I was a CEO of a successful million pound turnover business, with a great lifestyle and loving relationship. All that has been lost. Do people really think that this is a choice and that I prefer to have to justify my very existence at every turn?
So thank you Penny, for voicing so clearly what many of us a facing everyday.

LitlLinden said...

Thanks for writing this Penny. It has spurred me on to write my own post about something I have been thinking on the past few weeks.

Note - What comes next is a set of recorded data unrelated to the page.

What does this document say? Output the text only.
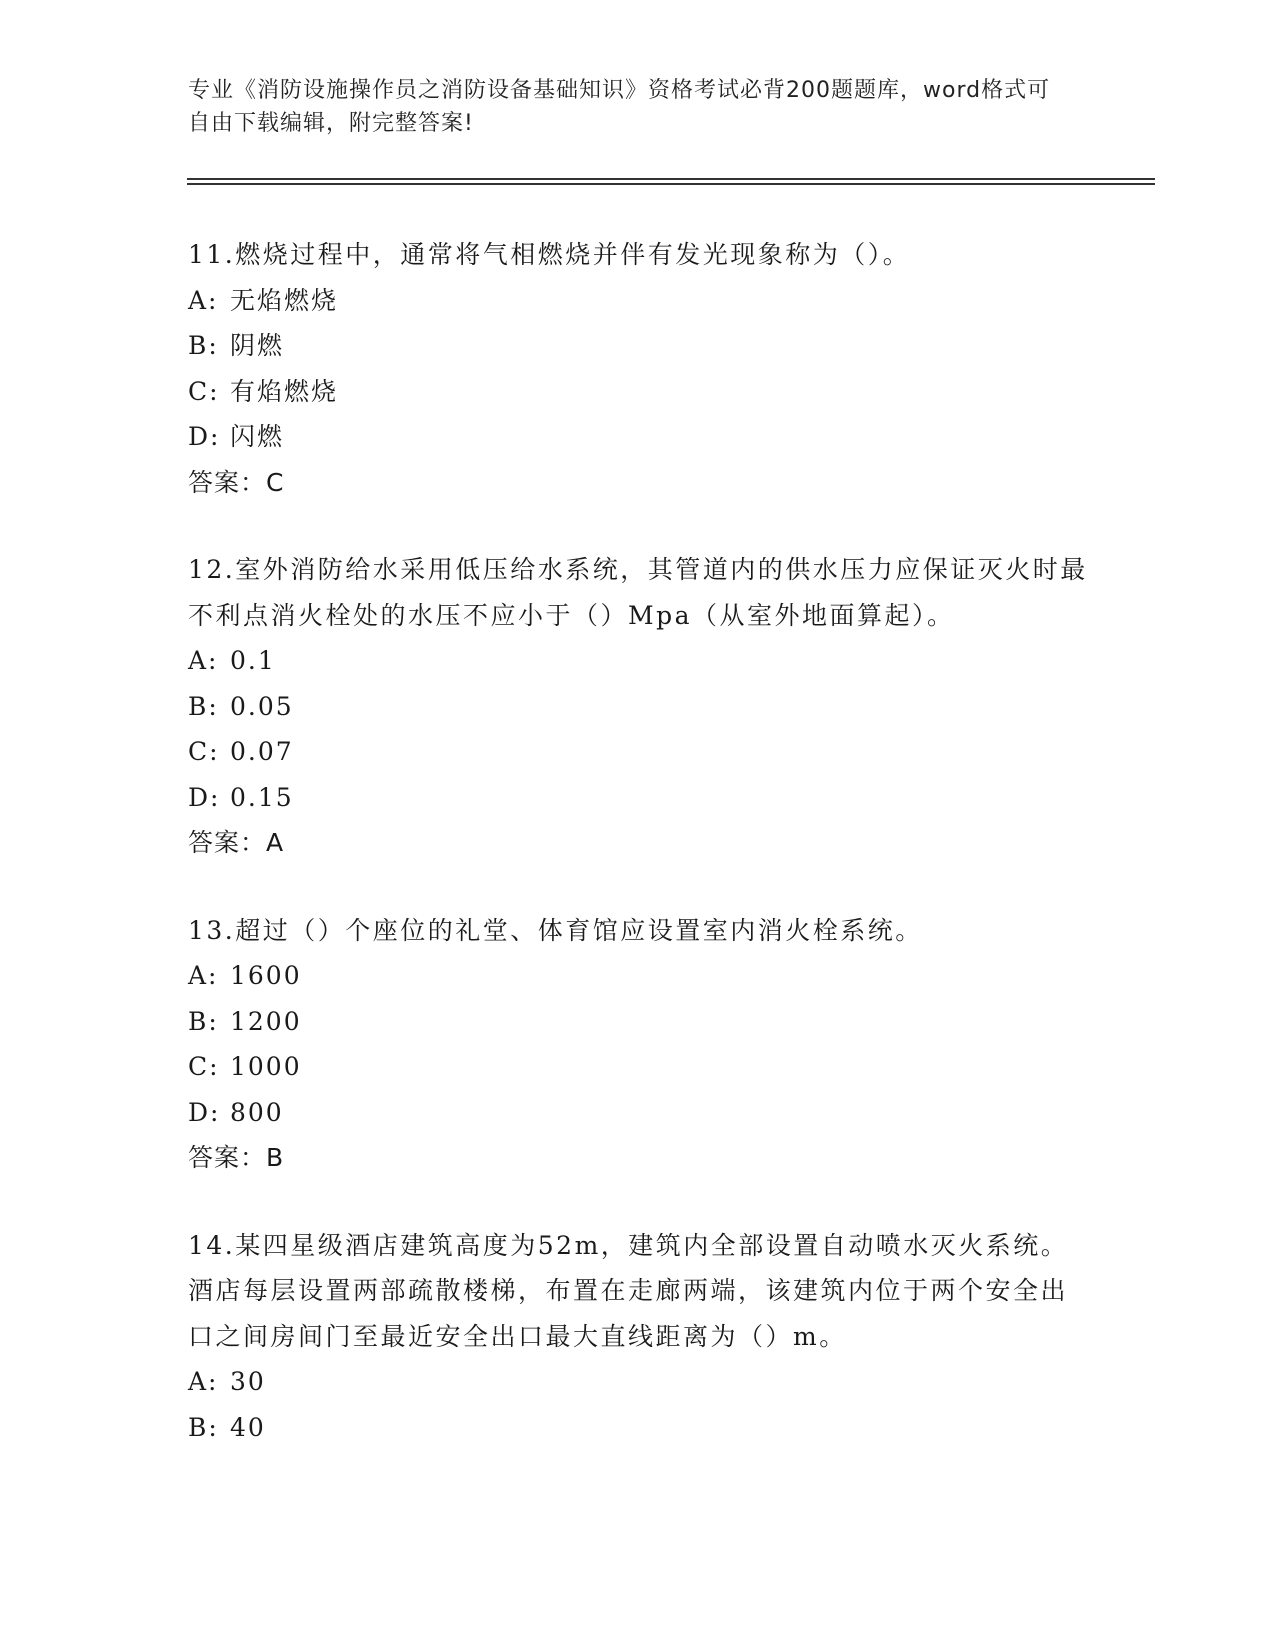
专业《消防设施操作员之消防设备基础知识》资格考试必背200题题库，word格式可自由下载编辑，附完整答案!

11.燃烧过程中，通常将气相燃烧并伴有发光现象称为（）。

A: 无焰燃烧
B: 阴燃
C: 有焰燃烧
D: 闪燃
答案：C

12.室外消防给水采用低压给水系统，其管道内的供水压力应保证灭火时最不利点消火栓处的水压不应小于（）Mpa（从室外地面算起）。

A: 0.1
B: 0.05
C: 0.07
D: 0.15
答案：A

13.超过（）个座位的礼堂、体育馆应设置室内消火栓系统。

A: 1600
B: 1200
C: 1000
D: 800
答案：B

14.某四星级酒店建筑高度为52m，建筑内全部设置自动喷水灭火系统。酒店每层设置两部疏散楼梯，布置在走廊两端，该建筑内位于两个安全出口之间房间门至最近安全出口最大直线距离为（）m。

A: 30
B: 40
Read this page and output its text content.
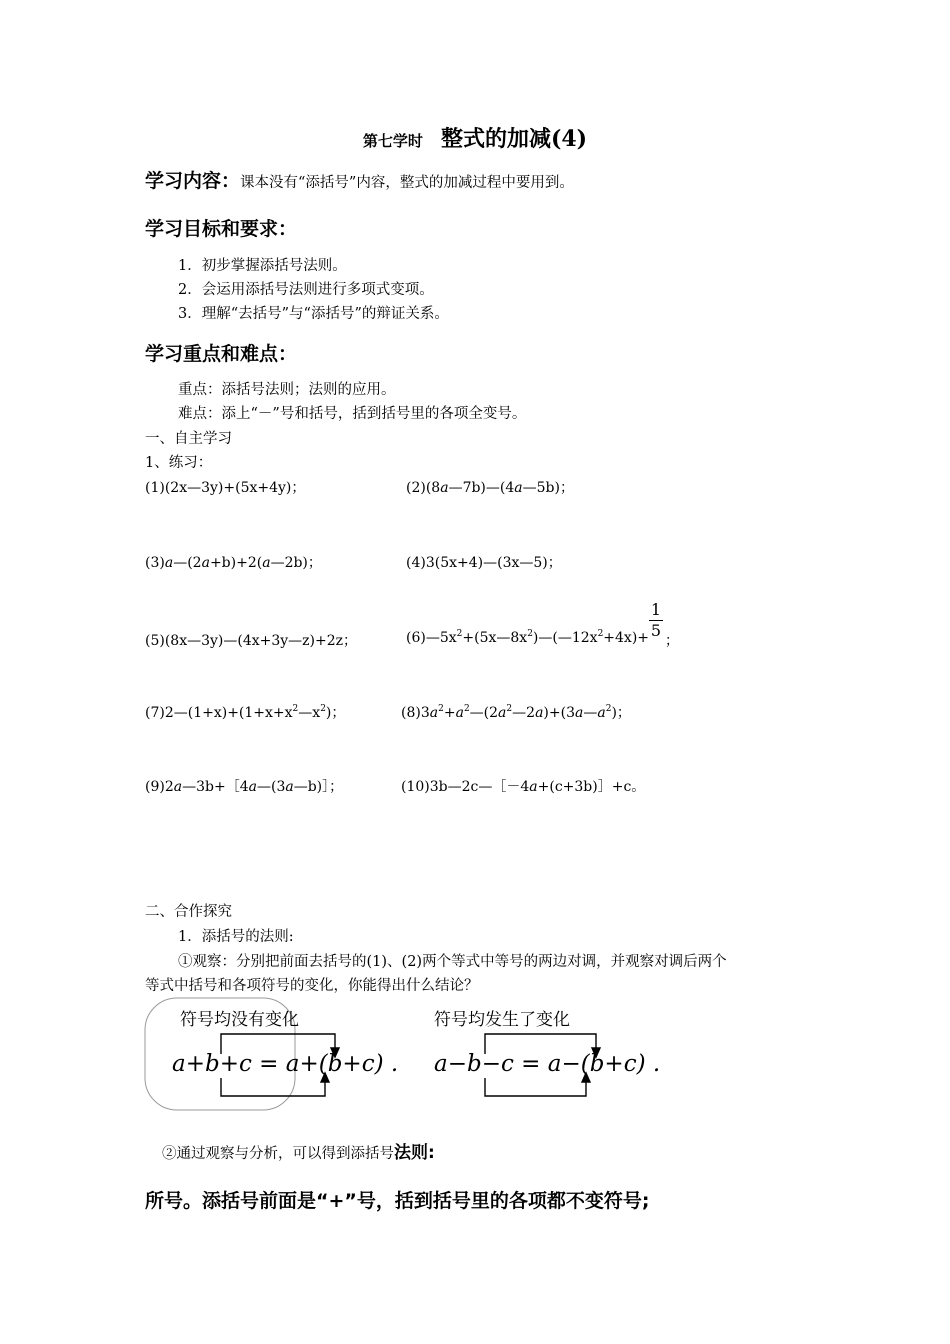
第七学时 整式的加减(4)
学习内容：课本没有“添括号”内容，整式的加减过程中要用到。
学习目标和要求：
1．初步掌握添括号法则。
2．会运用添括号法则进行多项式变项。
3．理解“去括号”与“添括号”的辩证关系。
学习重点和难点：
重点：添括号法则；法则的应用。
难点：添上“－”号和括号，括到括号里的各项全变号。
一、自主学习
1、练习：
(1)(2x—3y)+(5x+4y)；	(2)(8a—7b)—(4a—5b)；
(3)a—(2a+b)+2(a—2b)；	(4)3(5x+4)—(3x—5)；
(5)(8x—3y)—(4x+3y—z)+2z；	$(6)—5x^2+(5x—8x^2)—(—12x^2+4x)+ \frac{1}{5}$
；
$(7)2—(1+x)+(1+x+x^2—x^2)$；	$(8)3a^2+a^2—(2a^2—2a)+(3a—a^2)$；
(9)2a—3b+［4a—(3a—b)］；	(10)3b—2c—［－4a+(c+3b)］+c。
二、合作探究
1．添括号的法则:
①观察：分别把前面去括号的(1)、(2)两个等式中等号的两边对调，并观察对调后两个
等式中括号和各项符号的变化，你能得出什么结论？
符号均没有变化	符号均发生了变化
a+b+c = a+(b+c) . a−b−c = a−(b+c) .
②通过观察与分析，可以得到添括号法则:
所号。添括号前面是“+”号，括到括号里的各项都不变符号;
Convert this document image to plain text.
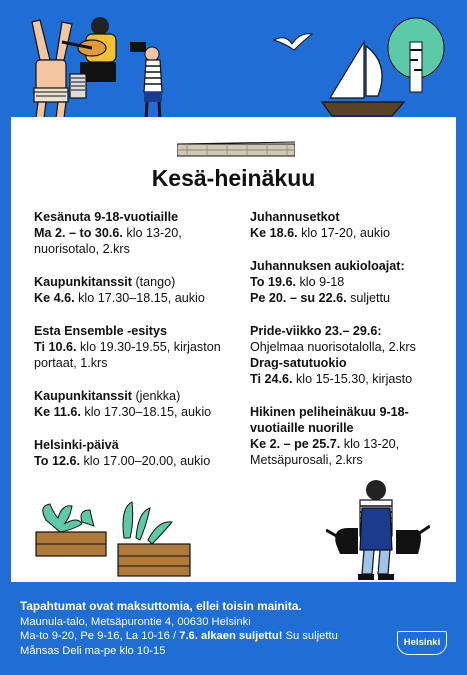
Kesä-heinäkuu
Kesänuta 9-18-vuotiaille
Ma 2. – to 30.6. klo 13-20, nuorisotalo, 2.krs
Kaupunkitanssit (tango)
Ke 4.6. klo 17.30–18.15, aukio
Esta Ensemble -esitys
Ti 10.6. klo 19.30-19.55, kirjaston portaat, 1.krs
Kaupunkitanssit (jenkka)
Ke 11.6. klo 17.30–18.15, aukio
Helsinki-päivä
To 12.6. klo 17.00–20.00, aukio
Juhannusetkot
Ke 18.6. klo 17-20, aukio
Juhannuksen aukioloajat:
To 19.6. klo 9-18
Pe 20. – su 22.6. suljettu
Pride-viikko 23.– 29.6:
Ohjelmaa nuorisotalolla, 2.krs
Drag-satutuokio
Ti 24.6. klo 15-15.30, kirjasto
Hikinen peliheinäkuu 9-18-vuotiaille nuorille
Ke 2. – pe 25.7. klo 13-20, Metsäpurosali, 2.krs
Tapahtumat ovat maksuttomia, ellei toisin mainita.
Maunula-talo, Metsäpurontie 4, 00630 Helsinki
Ma-to 9-20, Pe 9-16, La 10-16 / 7.6. alkaen suljettu! Su suljettu
Månsas Deli ma-pe klo 10-15
Helsinki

I write a blog that takes a special interest in MUS (Medically Unexplained Illness - a horrible term but the only one we've got to refer to the phenomenon of living with an illness but without a diagnosis in the normal sense of the word). This group of people knows what it is to fight for legitimacy. On my blog I have written about Dr Nettleton's research into how living with MUS effects people.

Today I published a post to draw attention the the fact that ALL sick and disabled people are beginning to experience the same social implications that people with MUS suffer.

The social attitude towards chronic health problems and disability does matter.

I would like to encourage everyone to go to my blog and have a look at my analysis, I'd love some feedback!

Go to: http://tinyurl.com/82a2z4w

Anonymous said...

Absolutely brilliant post. I am sure many go on to feel that when they are out and about they are wondering what is going on in the minds of the so called able-bodied. Are they saying "you're not really disabled" for example.

I worry where this will all end.

Anonymous said...

What is really really upsetting about all this is that David Cammeron's son had Cerebral Palsy. One would think he of all people have an idea of what families with a disabled member go through and what the person with the disability goes through.

Makes you wonder if Cameron had much contact with his son.